Als Roland Tessner 1975 im Alter von 17-einhalb Jahren ins Senator-Neumann-Haus in Bergstedt einzog, gab es in Deutschland kaum Wohnangebote für junge Erwachsene mit Behinderungen. Der Auszug aus dem Elternhaus war eine Entscheidung, die er nie bereut hat. Mit den 50 Jahren, die er nun schon im Senator-Neumann-Haus lebt, verbindet der heute 67-Jährige viele positive Erinnerungen. „Oft bin ich zusammen mit anderen in den Urlaub gefahren, habe Ausflüge an die Ostsee und in die Umgebung gemacht oder Konzerte besucht“, sagt er.
Berufstätig war Roland Tessner ebenfalls – er arbeitete in der Elbe-Werkstatt. „Früher gab es hier zudem eine Schule, in der wir unseren Schulabschluss machen konnten, und sogar eine kleine Handelsschule, in der man einen kaufmännischen Beruf lernen konnte“, berichtet er.
Heute schätzt Roland Tessner es vor allem, dass er auch im Alter an inklusiven kulturellen Angeboten teilnehmen kann, da diese im Haus stattfinden – etwa die Konzertreihe „Grenzenlos“, die das Senator-Neumann-Haus gemeinsam mit der Begegnungsstätte Bergstedt organisiert, oder die Kinoabende des Filmclubs Walddörfer.

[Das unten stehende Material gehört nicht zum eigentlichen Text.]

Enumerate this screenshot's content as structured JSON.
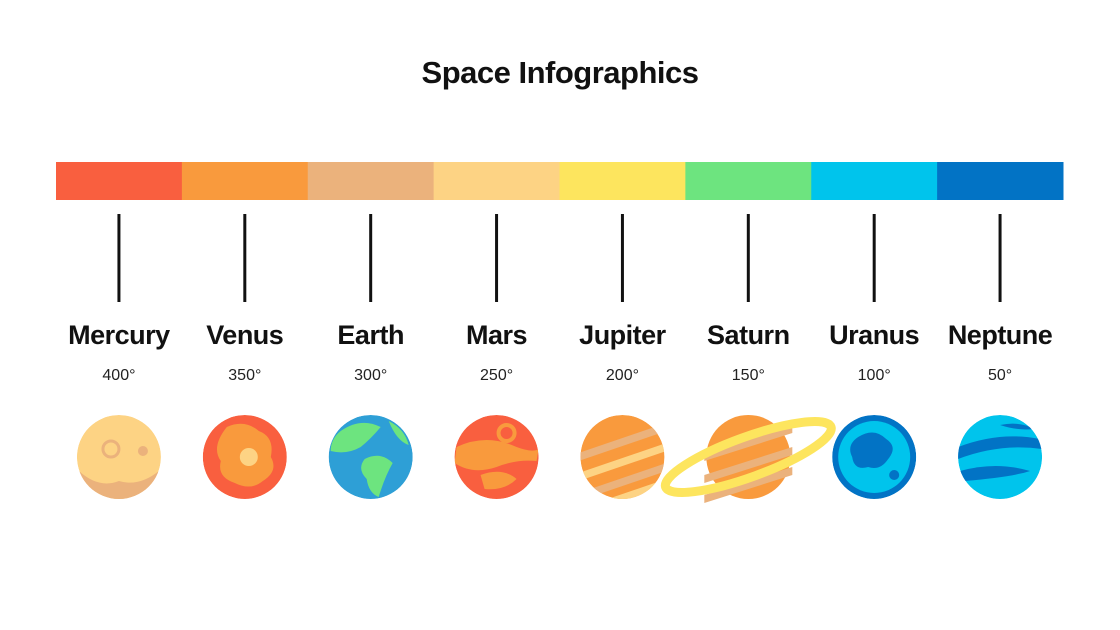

Darüber hinaus bringt sich der erfahrene Bewohner seit vielen Jahren engagiert in die Gemeinschaft des Senator-Neumann-Hauses ein, zum Beispiel im Wohnbeirat.
Auch die eine oder andere Veränderung hat Roland Tessner in den vergangenen 50 Jahren erlebt. So gab es zur Zeit seines Einzugs noch Vierbettzimmer. Mittlerweile leben die Bewohner*innen überwiegend in Einzelzimmern, die in Wohngruppen organisiert sind. Zusätzlich gibt es einige Appartements. Und aus dem im Stadtteil bekannten Schwimmbad, in dem Roland Tessner selbst noch im Rahmen seiner Therapie geplanscht hat, ist mittlerweile ein offenes Beschäftigungsangebot geworden, in dem die Hausbewohner*innen kreativ sein, musizieren oder Sport machen können.
Umzug auf Empfehlung einer Koryphäe
Roland Tessner wurde in seiner Jugend von einer echten Koryphäe betreut: Dem Neurologen und Kinderarzt Karel Bobath. Zusammen mit seiner Frau, der Physiotherapeutin Berta Bobath, entwickelte dieser das Bobath-Konzept, das bis heute weltweit bei der Behandlung von Menschen mit Bewegungsstörung infolge einer zentralen neurologischen Erkrankung zum Einsatz kommt. Das Konzept, das auch im Therapiezentrum des Sozialkontors angewendet wird, beruht auf der Annahme der „Umorganisationsfähigkeit“ des Gehirns. Das bedeutet, vereinfacht dargestellt, dass bei einer neurologischen Erkrankung gesunde Hirnregionen lernen können, die Aufgaben von erkrankten Hirnregionen auszuführen. In Roland Tessners Fall war es die Empfehlung Karel Bobaths, die seine Eltern davon überzeugte, dass ihr Sohn in der Lage war, selbstbestimmt im Senator-Neumann-Haus zu leben.